Many of the bed boards which had been joined together to stop it collapsing were still in position.
And the ventilation shaft, ingeniously crafted from used powdered milk containers known as Klim Tins, remained in working order.
Scattered throughout the tunnel, which is 30ft below ground, were bits of old metal buckets, hammers and crowbars which were used to hollow out the route.
A total of 600 prisoners worked on three tunnels at the same time. They were nicknamed Tom, Dick and Harry and were just 2 ft square for most of their length.
It was on the night of March 24 and 25, 1944, that 76 Allied airmen escaped through Harry.
Barely a third of the 200 prisoners - many in fake German uniforms and civilian outfits and carrying false identity papers - who were meant to slip away managed to leave before the alarm was raised when escapee number 77 was spotted.
Only three made it back to Britain. Another 50 were executed by firing squad on the orders of Adolf Hitler, who was furious after learning of the breach of security.
In all, 90 boards from bunk beds, 62 tables, 34 chairs and 76 benches, as well as thousands of items including knives, spoons, forks, towels and blankets, were squirrelled away by the Allied prisoners to aid the escape plan under the noses of their captors.
Although the Hollywood movie suggested otherwise, NO Americans were involved in the operation.
Most were British, and the others were from Canada , (all the tunnellers were Canadian personnel with backgrounds in mining) Poland, New Zealand, Australia and South Africa.
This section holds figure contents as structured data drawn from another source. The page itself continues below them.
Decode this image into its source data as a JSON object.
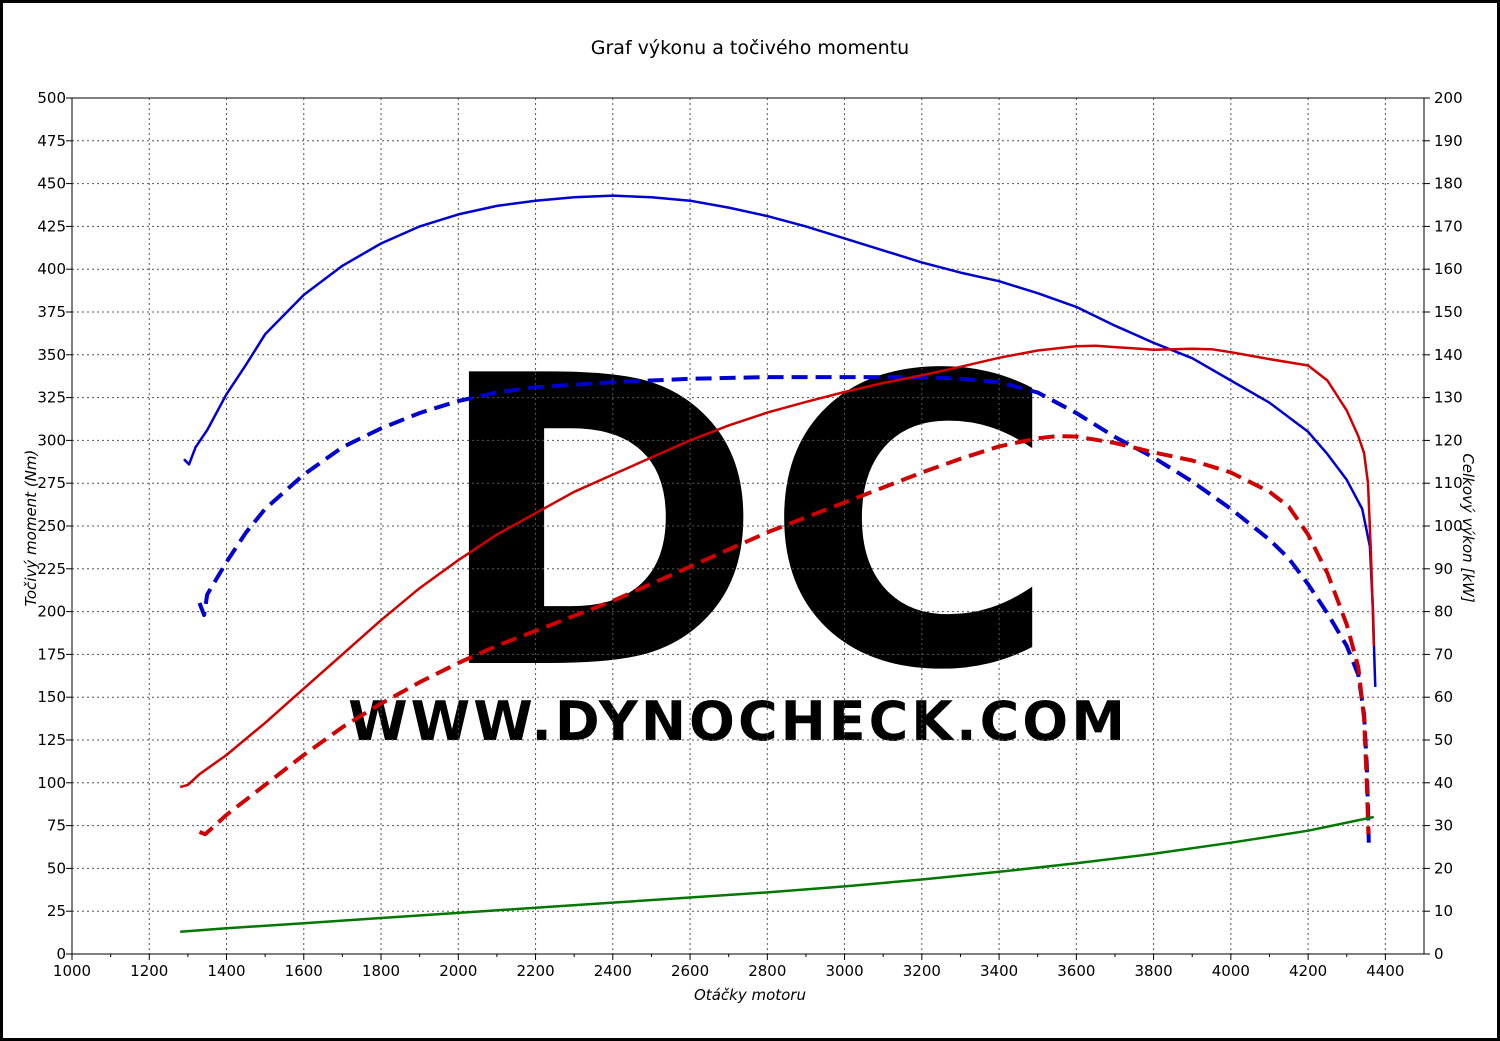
{
  "chart_data": {
    "type": "line",
    "title": "Graf výkonu a točivého momentu",
    "xlabel": "Otáčky motoru",
    "ylabel_left": "Točivý moment (Nm)",
    "ylabel_right": "Celkový výkon [kW]",
    "xlim": [
      1000,
      4500
    ],
    "ylim_left": [
      0,
      500
    ],
    "ylim_right": [
      0,
      200
    ],
    "x_ticks": [
      1000,
      1200,
      1400,
      1600,
      1800,
      2000,
      2200,
      2400,
      2600,
      2800,
      3000,
      3200,
      3400,
      3600,
      3800,
      4000,
      4200,
      4400
    ],
    "y_ticks_left": [
      0,
      25,
      50,
      75,
      100,
      125,
      150,
      175,
      200,
      225,
      250,
      275,
      300,
      325,
      350,
      375,
      400,
      425,
      450,
      475,
      500
    ],
    "y_ticks_right": [
      0,
      10,
      20,
      30,
      40,
      50,
      60,
      70,
      80,
      90,
      100,
      110,
      120,
      130,
      140,
      150,
      160,
      170,
      180,
      190,
      200
    ],
    "grid": true,
    "legend": "none",
    "watermark": {
      "letters": "DC",
      "url": "WWW.DYNOCHECK.COM"
    },
    "series": [
      {
        "axis": "left",
        "color": "#0000d0",
        "style": "solid",
        "points": [
          [
            1290,
            289
          ],
          [
            1303,
            286
          ],
          [
            1320,
            296
          ],
          [
            1350,
            306
          ],
          [
            1400,
            327
          ],
          [
            1450,
            344
          ],
          [
            1500,
            362
          ],
          [
            1600,
            385
          ],
          [
            1700,
            402
          ],
          [
            1800,
            415
          ],
          [
            1900,
            425
          ],
          [
            2000,
            432
          ],
          [
            2100,
            437
          ],
          [
            2200,
            440
          ],
          [
            2300,
            442
          ],
          [
            2400,
            443
          ],
          [
            2500,
            442
          ],
          [
            2600,
            440
          ],
          [
            2700,
            436
          ],
          [
            2800,
            431
          ],
          [
            2900,
            425
          ],
          [
            3000,
            418
          ],
          [
            3100,
            411
          ],
          [
            3200,
            404
          ],
          [
            3300,
            398
          ],
          [
            3400,
            393
          ],
          [
            3500,
            386
          ],
          [
            3600,
            378
          ],
          [
            3700,
            367
          ],
          [
            3800,
            357
          ],
          [
            3900,
            348
          ],
          [
            4000,
            335
          ],
          [
            4100,
            322
          ],
          [
            4200,
            305
          ],
          [
            4250,
            292
          ],
          [
            4300,
            277
          ],
          [
            4340,
            260
          ],
          [
            4360,
            238
          ],
          [
            4368,
            200
          ],
          [
            4372,
            168
          ],
          [
            4374,
            156
          ]
        ]
      },
      {
        "axis": "left",
        "color": "#0000d0",
        "style": "dashed",
        "points": [
          [
            1330,
            205
          ],
          [
            1342,
            198
          ],
          [
            1350,
            210
          ],
          [
            1400,
            229
          ],
          [
            1450,
            246
          ],
          [
            1500,
            260
          ],
          [
            1600,
            280
          ],
          [
            1700,
            296
          ],
          [
            1800,
            307
          ],
          [
            1900,
            316
          ],
          [
            2000,
            323
          ],
          [
            2100,
            328
          ],
          [
            2200,
            331
          ],
          [
            2400,
            334
          ],
          [
            2600,
            336
          ],
          [
            2800,
            337
          ],
          [
            3000,
            337
          ],
          [
            3200,
            337
          ],
          [
            3300,
            336
          ],
          [
            3400,
            334
          ],
          [
            3500,
            328
          ],
          [
            3600,
            316
          ],
          [
            3700,
            302
          ],
          [
            3800,
            290
          ],
          [
            3900,
            276
          ],
          [
            4000,
            260
          ],
          [
            4100,
            242
          ],
          [
            4150,
            231
          ],
          [
            4200,
            216
          ],
          [
            4250,
            199
          ],
          [
            4300,
            180
          ],
          [
            4330,
            163
          ],
          [
            4345,
            140
          ],
          [
            4352,
            110
          ],
          [
            4355,
            85
          ],
          [
            4357,
            65
          ]
        ]
      },
      {
        "axis": "right",
        "color": "#d00000",
        "style": "solid",
        "points": [
          [
            1280,
            39
          ],
          [
            1300,
            39.5
          ],
          [
            1330,
            42
          ],
          [
            1400,
            46.5
          ],
          [
            1500,
            54
          ],
          [
            1600,
            62
          ],
          [
            1700,
            70
          ],
          [
            1800,
            78
          ],
          [
            1900,
            85.5
          ],
          [
            2000,
            92
          ],
          [
            2100,
            98
          ],
          [
            2200,
            103
          ],
          [
            2300,
            108
          ],
          [
            2400,
            112
          ],
          [
            2500,
            116
          ],
          [
            2600,
            120
          ],
          [
            2700,
            123.5
          ],
          [
            2800,
            126.5
          ],
          [
            2900,
            129
          ],
          [
            3000,
            131.3
          ],
          [
            3100,
            133.4
          ],
          [
            3200,
            135.2
          ],
          [
            3300,
            137.2
          ],
          [
            3400,
            139.3
          ],
          [
            3500,
            141
          ],
          [
            3600,
            142
          ],
          [
            3650,
            142.1
          ],
          [
            3700,
            141.8
          ],
          [
            3800,
            141.2
          ],
          [
            3900,
            141.4
          ],
          [
            3950,
            141.3
          ],
          [
            4000,
            140.6
          ],
          [
            4100,
            139
          ],
          [
            4200,
            137.5
          ],
          [
            4250,
            134
          ],
          [
            4300,
            127
          ],
          [
            4330,
            121
          ],
          [
            4345,
            117
          ],
          [
            4355,
            110
          ],
          [
            4362,
            95
          ],
          [
            4367,
            82
          ],
          [
            4370,
            72
          ]
        ]
      },
      {
        "axis": "right",
        "color": "#d00000",
        "style": "dashed",
        "points": [
          [
            1330,
            28.5
          ],
          [
            1345,
            28
          ],
          [
            1400,
            32.5
          ],
          [
            1500,
            39.5
          ],
          [
            1600,
            46.5
          ],
          [
            1700,
            53
          ],
          [
            1800,
            58.5
          ],
          [
            1900,
            63.5
          ],
          [
            2000,
            68
          ],
          [
            2100,
            72
          ],
          [
            2200,
            75.5
          ],
          [
            2300,
            79
          ],
          [
            2400,
            82.5
          ],
          [
            2500,
            86.5
          ],
          [
            2600,
            90.5
          ],
          [
            2700,
            94.5
          ],
          [
            2800,
            98.5
          ],
          [
            2900,
            102
          ],
          [
            3000,
            105.5
          ],
          [
            3100,
            109
          ],
          [
            3200,
            112.5
          ],
          [
            3300,
            115.7
          ],
          [
            3400,
            118.6
          ],
          [
            3500,
            120.5
          ],
          [
            3550,
            121
          ],
          [
            3600,
            120.9
          ],
          [
            3700,
            119.4
          ],
          [
            3800,
            117.2
          ],
          [
            3900,
            115.3
          ],
          [
            4000,
            112.5
          ],
          [
            4100,
            108
          ],
          [
            4150,
            104.5
          ],
          [
            4200,
            98
          ],
          [
            4250,
            89
          ],
          [
            4300,
            77
          ],
          [
            4330,
            67
          ],
          [
            4345,
            55
          ],
          [
            4352,
            40
          ],
          [
            4356,
            28
          ]
        ]
      },
      {
        "axis": "left",
        "color": "#007800",
        "style": "solid",
        "points": [
          [
            1280,
            13
          ],
          [
            1400,
            15
          ],
          [
            1600,
            18
          ],
          [
            1800,
            21
          ],
          [
            2000,
            24
          ],
          [
            2200,
            27
          ],
          [
            2400,
            30
          ],
          [
            2600,
            33
          ],
          [
            2800,
            36
          ],
          [
            3000,
            39.5
          ],
          [
            3200,
            43.5
          ],
          [
            3400,
            48
          ],
          [
            3600,
            53
          ],
          [
            3800,
            58.5
          ],
          [
            4000,
            65
          ],
          [
            4200,
            72
          ],
          [
            4370,
            80
          ]
        ]
      }
    ]
  }
}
The latest dig, over three weeks in August, located the entrance to Harry, which was originally concealed under a stove in Hut 104.
The team also found another tunnel, called George, whose exact position had not been charted. It was never used as the 2,000 prisoners were forced to march to other camps as the Red Army approached in January 1945.
Watching the excavation was Gordie King, 91, an RAF radio operator, who was 140th in line to use Harry and therefore missed out.